A pesky bug is getting even peskier.
Lice are keeping experts in Green Country very busy, as well as frustrating parents.
In August researchers found that lice were resistant for common treatments in at least 25 states around the country. Now, it appears, that what some are calling super lice have arrived in Oklahoma.
On Thursday, Michaela Blain nervously sat with a head full of lice.
"I have to itch it every day," Blain said. "When I keep itching it gets hurt."
After her mom tried several times to get rid of the bugs, she ended up in front of Serenity Hair Rescue's Vanessa Decker.

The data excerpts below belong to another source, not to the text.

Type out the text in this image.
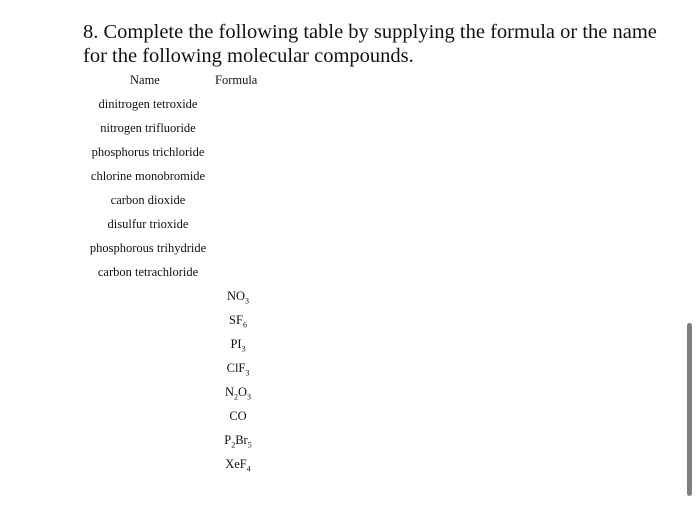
8. Complete the following table by supplying the formula or the name for the following molecular compounds.

Name	Formula
dinitrogen tetroxide
nitrogen trifluoride
phosphorus trichloride
chlorine monobromide
carbon dioxide
disulfur trioxide
phosphorous trihydride
carbon tetrachloride
$NO_3$
$SF_6$
$PI_3$
ClF$_3$
$N_2O_3$
CO
$P_2Br_5$
XeF$_4$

In less than a minute of combing through Blain's hair she found a ton of lice.
She said it is becoming a common site with many children.
"Thousand of little eggs and little tiny hatchlings," Decker said as she removed the lice from her comb. "Each one of those would grow up to be a bug and in two weeks start laying their own eggs."
Decker said they could very well be super lice, making her job that much more challenging.
"We definitely have it here," she said about Oklahoma.
Decker said the mutant lice are resistant to treatments that kill off other forms of lice.
"On the resistant lice we found that it doesn't kill them," she said as she applied a lice treatment to one child's head. "But it stuns them and freezes them for about 12 hours."
Lately Decker's chair isn't sitting empty for long, as her schedule keeps filling up.
"Almost all summer, and the first couple weeks of August, we were getting 50 to 100 calls or texts a day," Decker said.
Even though it is proving to be an uphill battle for many families, when she finished treating Blain she had good news.
"She will be considered lice free today and not contagious," Decker said.